There's no doubt that these hands have touched brain matter and grasped hearts, now they're grasping a pig's head? Yun Yan suppressed his nausea and changed the subject. I'm not a pervert, discussing human brains while eating pig brain with chopsticks? He explained in detail what psychological horror is all about and gave an example: you tie someone to a pillar so they can't see their hands, make a small cut on their wrist but don't cut deep, tell them you've severed their blood vessels and their blood is flowing out. After an hour, it will all be gone.

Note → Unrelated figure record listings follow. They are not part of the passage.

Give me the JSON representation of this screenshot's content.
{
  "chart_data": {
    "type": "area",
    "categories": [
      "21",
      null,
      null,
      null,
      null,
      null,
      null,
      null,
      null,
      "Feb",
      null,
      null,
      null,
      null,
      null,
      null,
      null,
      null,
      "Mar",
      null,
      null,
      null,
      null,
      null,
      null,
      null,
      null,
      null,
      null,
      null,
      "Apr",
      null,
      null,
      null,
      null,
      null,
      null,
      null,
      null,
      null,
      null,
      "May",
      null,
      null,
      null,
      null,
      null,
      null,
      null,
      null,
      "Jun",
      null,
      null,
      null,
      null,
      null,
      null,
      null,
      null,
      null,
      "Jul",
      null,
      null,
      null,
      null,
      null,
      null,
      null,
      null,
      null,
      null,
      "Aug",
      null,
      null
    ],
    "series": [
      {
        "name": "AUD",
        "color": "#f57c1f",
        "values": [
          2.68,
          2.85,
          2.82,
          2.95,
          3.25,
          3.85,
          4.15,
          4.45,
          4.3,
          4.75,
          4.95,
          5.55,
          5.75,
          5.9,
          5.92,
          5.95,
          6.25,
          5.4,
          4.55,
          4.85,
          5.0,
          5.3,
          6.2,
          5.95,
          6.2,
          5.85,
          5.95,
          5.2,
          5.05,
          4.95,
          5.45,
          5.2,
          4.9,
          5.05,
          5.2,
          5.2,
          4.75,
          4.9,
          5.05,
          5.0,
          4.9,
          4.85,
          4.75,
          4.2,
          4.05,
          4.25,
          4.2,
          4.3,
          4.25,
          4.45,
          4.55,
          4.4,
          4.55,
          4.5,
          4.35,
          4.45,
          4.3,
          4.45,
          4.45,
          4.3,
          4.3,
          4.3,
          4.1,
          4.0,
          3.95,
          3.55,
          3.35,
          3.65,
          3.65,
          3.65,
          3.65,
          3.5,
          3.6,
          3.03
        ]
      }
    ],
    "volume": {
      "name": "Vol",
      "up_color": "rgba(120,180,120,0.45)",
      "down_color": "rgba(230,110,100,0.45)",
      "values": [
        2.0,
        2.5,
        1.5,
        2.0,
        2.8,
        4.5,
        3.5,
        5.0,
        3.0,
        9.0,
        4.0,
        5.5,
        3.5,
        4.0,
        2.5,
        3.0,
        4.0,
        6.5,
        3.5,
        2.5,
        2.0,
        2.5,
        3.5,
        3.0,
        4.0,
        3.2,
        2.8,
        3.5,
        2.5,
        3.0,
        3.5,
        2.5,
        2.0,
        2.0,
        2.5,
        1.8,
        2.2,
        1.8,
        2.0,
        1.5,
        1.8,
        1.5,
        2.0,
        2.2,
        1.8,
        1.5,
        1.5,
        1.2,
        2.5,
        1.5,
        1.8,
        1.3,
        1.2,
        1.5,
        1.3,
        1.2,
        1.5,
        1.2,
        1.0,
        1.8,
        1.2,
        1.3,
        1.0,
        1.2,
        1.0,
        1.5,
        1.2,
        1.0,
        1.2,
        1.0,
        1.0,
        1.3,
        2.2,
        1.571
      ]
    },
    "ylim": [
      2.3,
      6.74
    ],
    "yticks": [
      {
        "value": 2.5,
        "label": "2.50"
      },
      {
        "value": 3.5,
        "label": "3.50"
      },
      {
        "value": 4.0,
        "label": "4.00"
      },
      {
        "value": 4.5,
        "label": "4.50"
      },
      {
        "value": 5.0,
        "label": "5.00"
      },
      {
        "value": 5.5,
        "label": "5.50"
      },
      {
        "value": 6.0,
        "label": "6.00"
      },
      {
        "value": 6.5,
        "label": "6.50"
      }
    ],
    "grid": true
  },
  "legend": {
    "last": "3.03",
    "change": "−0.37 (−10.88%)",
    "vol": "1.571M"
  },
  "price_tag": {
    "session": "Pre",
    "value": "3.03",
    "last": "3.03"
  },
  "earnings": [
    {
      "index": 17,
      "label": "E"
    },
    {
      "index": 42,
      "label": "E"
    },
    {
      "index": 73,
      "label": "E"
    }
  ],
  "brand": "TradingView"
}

Next to them, place a wooden bucket with a small hole that lets water drip into a copper basin, telling them this is the sound of their blood dripping into the basin. When the water in the bucket runs out, the person will definitely die. In fact, there's not a single wound on their body. This is psychological horror; they killed themselves.
Liu Er felt that he could emerge from the mountains now, having inherited some of Gaoren's knowledge. He would return and write it down to pass on to his descendants, so as to spread fragrance for a hundred generations.
He saw him off and Yun Ye smiled as he returned to the back hall to continue playing with his sister. Only he didn't know that at the time he was about to fall asleep, Liu Er was reporting to Li Er.
"I report to Your Majesty, what the Marquis of Lantian said is absolutely correct. The three people who committed the crime are indeed all dead, and there is not a single wound on their bodies."